The Chancellor gave science some good news but no reason to pop the cork, says Peter Cotgreave
For weeks in advance, the leaks and gossip all suggested that good news was coming in the Government's spending review and its ten-year framework for science. I would have had champagne on ice had I not become cynical after years of watching announcements that promise gifts for everyone only to read in the fine print that the batteries are not included.
When it came, the spending review, which covers the next three years, contained some good news. Leaving aside the fact that some of the new money had already been announced, the science base will still receive an average rise of 5.8 per cent for three years. There will also be some narrowing of the gap that the Government has unwisely opened between funding for individual research projects and cash for local priorities, such as investing in new ideas that are not yet sufficiently developed to attract grant funding.
The big disappointment was the lack of any serious new investment to recruit and retain the best people. Universities are in danger of having fantastic laboratories (paid for by the extremely welcome continuing stream of funding for infrastructure) but finding it increasingly difficult to get the best out of these facilities because they cannot attract and keep world-class researchers, who are pulled in all directions by substantially better salaries offered abroad, in industry or for jobs outside science altogether.

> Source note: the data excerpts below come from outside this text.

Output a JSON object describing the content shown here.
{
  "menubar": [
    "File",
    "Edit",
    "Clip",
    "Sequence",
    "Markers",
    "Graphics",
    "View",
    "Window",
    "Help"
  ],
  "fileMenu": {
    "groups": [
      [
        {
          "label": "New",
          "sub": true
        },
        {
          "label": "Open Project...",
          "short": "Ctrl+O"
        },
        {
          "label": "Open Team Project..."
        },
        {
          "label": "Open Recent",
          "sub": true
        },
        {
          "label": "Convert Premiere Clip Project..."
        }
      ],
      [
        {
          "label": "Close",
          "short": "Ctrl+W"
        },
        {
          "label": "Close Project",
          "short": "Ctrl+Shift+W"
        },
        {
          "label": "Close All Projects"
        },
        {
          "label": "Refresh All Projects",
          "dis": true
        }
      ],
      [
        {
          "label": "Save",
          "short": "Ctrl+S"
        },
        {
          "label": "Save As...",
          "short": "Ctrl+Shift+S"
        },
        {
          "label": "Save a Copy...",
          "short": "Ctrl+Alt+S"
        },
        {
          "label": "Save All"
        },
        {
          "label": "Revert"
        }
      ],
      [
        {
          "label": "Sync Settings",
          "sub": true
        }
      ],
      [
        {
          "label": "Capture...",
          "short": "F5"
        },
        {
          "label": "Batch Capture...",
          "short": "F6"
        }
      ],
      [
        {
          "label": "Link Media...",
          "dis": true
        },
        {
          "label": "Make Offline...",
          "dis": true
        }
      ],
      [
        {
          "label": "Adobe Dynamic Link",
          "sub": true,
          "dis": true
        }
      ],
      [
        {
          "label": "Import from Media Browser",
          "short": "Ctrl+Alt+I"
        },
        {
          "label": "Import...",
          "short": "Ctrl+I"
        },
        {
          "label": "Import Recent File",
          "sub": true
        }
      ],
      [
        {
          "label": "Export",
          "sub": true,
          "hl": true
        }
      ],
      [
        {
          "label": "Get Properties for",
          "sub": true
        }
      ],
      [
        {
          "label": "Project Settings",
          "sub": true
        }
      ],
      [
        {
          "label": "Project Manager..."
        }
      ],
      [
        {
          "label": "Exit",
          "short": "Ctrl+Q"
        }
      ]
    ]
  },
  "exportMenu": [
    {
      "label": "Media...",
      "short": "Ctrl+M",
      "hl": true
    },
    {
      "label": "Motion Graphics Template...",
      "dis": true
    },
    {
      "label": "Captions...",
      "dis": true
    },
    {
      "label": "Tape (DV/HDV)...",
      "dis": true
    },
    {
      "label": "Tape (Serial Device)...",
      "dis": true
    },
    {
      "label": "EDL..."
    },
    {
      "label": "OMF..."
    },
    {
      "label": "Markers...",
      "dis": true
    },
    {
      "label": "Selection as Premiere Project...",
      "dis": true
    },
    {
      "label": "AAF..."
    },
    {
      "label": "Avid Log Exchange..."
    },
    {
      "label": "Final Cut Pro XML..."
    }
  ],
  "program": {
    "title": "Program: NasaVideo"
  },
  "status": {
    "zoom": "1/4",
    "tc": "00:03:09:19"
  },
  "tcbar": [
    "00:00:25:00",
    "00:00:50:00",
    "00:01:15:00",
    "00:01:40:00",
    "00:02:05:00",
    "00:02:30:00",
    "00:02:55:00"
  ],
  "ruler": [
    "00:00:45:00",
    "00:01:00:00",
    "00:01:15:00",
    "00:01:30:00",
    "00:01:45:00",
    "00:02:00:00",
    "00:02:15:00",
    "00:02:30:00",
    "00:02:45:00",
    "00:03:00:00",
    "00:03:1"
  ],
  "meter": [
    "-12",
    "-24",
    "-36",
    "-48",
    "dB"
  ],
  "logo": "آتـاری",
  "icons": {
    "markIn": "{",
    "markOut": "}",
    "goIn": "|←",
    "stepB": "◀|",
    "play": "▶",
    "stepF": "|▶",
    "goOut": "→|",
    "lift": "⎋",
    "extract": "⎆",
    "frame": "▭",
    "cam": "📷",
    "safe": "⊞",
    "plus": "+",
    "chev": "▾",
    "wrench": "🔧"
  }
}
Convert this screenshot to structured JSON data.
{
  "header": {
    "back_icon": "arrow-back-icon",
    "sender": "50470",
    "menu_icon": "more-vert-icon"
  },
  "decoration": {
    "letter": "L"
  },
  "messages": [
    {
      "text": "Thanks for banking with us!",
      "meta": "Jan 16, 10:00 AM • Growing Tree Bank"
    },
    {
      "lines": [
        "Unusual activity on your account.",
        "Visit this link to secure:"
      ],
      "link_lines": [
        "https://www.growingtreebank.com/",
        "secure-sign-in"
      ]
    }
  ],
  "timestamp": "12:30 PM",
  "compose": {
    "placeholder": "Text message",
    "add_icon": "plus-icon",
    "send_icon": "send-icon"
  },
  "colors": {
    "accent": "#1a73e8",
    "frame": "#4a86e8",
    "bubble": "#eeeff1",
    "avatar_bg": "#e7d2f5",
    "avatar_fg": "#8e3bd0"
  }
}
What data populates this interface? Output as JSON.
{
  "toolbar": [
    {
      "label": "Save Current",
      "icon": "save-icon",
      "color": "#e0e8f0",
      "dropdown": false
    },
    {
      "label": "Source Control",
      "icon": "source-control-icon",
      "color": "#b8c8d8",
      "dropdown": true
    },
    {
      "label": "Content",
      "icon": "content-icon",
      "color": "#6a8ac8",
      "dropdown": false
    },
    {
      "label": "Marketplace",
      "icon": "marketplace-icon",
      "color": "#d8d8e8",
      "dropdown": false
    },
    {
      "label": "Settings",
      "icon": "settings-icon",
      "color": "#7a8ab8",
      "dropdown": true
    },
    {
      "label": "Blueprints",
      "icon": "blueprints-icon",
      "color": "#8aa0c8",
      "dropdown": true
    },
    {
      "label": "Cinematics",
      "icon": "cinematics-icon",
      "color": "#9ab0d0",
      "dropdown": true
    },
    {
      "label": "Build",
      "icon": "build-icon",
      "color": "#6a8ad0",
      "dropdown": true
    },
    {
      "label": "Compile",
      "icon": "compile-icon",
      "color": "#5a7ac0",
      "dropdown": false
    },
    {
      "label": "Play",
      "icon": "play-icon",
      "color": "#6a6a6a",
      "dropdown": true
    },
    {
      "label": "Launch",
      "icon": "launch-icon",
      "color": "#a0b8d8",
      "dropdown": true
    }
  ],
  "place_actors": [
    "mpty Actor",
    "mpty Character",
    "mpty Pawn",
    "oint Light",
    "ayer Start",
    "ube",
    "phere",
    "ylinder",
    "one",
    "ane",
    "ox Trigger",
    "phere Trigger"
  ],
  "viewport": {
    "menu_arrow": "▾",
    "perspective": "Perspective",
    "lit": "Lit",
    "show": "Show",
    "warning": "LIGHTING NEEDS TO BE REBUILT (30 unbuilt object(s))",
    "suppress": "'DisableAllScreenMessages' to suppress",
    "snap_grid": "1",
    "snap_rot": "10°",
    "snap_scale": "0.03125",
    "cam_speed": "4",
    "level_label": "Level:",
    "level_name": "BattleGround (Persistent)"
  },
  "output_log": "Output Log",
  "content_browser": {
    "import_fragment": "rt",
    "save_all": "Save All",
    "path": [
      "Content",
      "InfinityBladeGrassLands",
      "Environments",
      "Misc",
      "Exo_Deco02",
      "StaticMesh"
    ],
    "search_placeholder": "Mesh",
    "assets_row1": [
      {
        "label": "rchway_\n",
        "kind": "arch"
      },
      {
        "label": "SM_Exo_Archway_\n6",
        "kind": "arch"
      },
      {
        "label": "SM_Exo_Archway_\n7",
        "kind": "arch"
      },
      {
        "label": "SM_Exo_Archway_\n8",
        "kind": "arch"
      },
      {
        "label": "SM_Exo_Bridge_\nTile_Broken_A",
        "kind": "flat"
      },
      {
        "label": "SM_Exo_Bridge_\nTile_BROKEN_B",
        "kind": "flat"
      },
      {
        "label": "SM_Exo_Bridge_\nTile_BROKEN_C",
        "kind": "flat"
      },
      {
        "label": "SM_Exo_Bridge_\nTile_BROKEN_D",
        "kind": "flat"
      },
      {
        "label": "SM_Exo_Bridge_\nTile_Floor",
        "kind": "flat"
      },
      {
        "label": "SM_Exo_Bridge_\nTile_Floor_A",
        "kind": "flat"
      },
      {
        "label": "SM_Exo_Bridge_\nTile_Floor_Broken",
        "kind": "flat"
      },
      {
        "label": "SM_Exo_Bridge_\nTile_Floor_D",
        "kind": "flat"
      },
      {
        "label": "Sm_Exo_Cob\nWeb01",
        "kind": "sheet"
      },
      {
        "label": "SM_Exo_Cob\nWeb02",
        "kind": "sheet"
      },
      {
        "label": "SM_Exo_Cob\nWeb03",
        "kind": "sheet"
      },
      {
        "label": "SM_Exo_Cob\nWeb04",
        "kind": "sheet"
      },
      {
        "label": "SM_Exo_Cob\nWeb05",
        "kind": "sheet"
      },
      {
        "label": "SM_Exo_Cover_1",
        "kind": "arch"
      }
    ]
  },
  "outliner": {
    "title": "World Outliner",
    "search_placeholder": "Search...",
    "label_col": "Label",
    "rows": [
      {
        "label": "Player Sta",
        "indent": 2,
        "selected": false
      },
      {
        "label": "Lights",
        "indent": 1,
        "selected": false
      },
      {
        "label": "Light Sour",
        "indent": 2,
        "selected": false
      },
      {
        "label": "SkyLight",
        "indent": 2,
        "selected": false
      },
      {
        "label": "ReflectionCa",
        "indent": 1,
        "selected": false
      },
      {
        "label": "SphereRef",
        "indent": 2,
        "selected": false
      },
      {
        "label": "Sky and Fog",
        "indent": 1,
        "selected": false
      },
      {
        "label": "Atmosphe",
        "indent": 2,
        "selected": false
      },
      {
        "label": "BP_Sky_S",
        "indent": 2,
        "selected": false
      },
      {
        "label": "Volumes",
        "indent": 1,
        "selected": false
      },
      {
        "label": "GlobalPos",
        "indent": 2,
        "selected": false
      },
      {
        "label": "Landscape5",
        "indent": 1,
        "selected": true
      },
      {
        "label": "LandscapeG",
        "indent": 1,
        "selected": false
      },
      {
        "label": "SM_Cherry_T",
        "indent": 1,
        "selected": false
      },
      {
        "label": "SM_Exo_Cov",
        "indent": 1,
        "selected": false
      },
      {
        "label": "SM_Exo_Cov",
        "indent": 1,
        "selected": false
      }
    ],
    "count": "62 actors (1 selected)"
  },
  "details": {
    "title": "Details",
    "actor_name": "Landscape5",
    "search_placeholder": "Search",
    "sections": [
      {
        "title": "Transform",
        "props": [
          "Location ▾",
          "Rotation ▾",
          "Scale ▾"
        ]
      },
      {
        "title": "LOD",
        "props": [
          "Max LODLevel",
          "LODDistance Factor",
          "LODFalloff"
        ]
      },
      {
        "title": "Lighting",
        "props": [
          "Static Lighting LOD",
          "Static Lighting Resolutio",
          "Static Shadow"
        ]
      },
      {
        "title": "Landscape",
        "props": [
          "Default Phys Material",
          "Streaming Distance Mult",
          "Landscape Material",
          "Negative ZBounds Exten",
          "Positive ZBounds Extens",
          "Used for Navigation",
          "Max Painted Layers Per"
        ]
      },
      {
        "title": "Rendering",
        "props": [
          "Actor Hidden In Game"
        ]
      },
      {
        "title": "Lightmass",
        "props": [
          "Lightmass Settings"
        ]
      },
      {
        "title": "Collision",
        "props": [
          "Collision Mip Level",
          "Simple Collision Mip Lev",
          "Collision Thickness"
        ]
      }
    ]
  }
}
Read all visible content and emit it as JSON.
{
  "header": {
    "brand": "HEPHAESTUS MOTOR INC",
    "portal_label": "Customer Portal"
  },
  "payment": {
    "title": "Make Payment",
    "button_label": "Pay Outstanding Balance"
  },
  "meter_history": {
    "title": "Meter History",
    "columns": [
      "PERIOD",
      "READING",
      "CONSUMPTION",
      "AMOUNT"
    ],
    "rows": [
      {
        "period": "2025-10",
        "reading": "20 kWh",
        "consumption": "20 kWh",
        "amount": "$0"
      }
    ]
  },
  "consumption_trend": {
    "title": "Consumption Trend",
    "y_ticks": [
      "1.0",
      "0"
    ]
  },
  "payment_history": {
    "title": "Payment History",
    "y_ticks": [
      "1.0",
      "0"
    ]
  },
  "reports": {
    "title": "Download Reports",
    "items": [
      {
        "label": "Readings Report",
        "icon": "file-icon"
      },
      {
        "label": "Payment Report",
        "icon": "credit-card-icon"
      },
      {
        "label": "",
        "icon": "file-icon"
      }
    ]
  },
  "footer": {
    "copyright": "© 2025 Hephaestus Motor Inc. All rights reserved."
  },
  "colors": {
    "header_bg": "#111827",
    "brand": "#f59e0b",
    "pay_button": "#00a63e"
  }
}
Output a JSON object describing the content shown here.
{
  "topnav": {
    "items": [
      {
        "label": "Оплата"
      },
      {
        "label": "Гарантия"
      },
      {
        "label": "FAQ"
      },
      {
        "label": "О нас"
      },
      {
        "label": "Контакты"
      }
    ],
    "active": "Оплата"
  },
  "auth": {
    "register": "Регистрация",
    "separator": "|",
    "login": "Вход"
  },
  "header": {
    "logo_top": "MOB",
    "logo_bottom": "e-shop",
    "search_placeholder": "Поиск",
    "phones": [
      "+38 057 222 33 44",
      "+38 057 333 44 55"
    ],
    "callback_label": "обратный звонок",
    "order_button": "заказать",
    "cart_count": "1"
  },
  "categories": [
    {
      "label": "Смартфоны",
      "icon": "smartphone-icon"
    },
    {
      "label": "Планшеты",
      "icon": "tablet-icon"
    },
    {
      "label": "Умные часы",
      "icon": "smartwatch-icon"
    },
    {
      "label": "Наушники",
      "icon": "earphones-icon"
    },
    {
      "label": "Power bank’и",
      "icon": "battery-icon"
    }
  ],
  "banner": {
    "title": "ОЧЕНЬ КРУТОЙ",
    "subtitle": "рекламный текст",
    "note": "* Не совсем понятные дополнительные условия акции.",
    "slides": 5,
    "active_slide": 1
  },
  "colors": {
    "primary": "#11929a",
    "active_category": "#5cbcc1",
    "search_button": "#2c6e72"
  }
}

The ten-year framework for investment in science also contains some good news, although it is hard to find among the impenetrable mass of repetition and jargon. Parts of it are lifted word-for-word from previous Government reviews and strategies. There's a lot of talk about targets and strategies, and not much about creativity and freedom. This document is not going to excite many people in the world of science.
The section on managing the research base tells us that the Office of Science and Technology and the research councils will develop an "integrated and efficient performance management system". No doubt that sounds rather exciting to whoever wrote it, but it will make the room feel suddenly very cold to those creative researchers who thought the research councils were supposed to be dedicated to funding exciting scientific proposals.
And the suggestion that science teachers will get golden hellos of £5,000 rather than £4,000 will not lead to hordes of physics graduates queuing up to get into the classroom.
I don't want to suggest that the framework is all bad. As a solid piece of work that proves that the Government machine has been thinking about science, it is at least substantial (it runs to 190 pages). So by random chance it contains some good things. A move towards the research councils paying the full economic costs of research projects is welcome, even if the aim is a decade away. A 50 per cent increase in funding for the Higher Education Innovation Fund is welcome, even if the new total of £110 million seems dwarfed by the £3 billion science budget.
What worries me is that after seven years of harsh political reality, the Government's ambitions for science seem to have been scaled down. Although Gordon Brown's rhetoric is about making Britain the best place in the world to do science, the Chancellor says that his long-term aim is to invest 2.5 per cent of the nation's wealth in research, somewhat less than Japan, the US and emerging technological giants such as South Korea invest.
Last year, Tony Blair signed up to a European target of investing 3 per cent in science, but ministers no longer pretend they are even trying to achieve that.
I did not have champagne on ice on Monday because I didn't really believe the hyped-up gossip. In the end, I went home and had a quiet Scotch because, among all the political hurly-burly of slashing public expenditure and furious rows between the Prime Minister and Chancellor, science is at least just about holding its own.
Peter Cotgreave is director of Save British Science.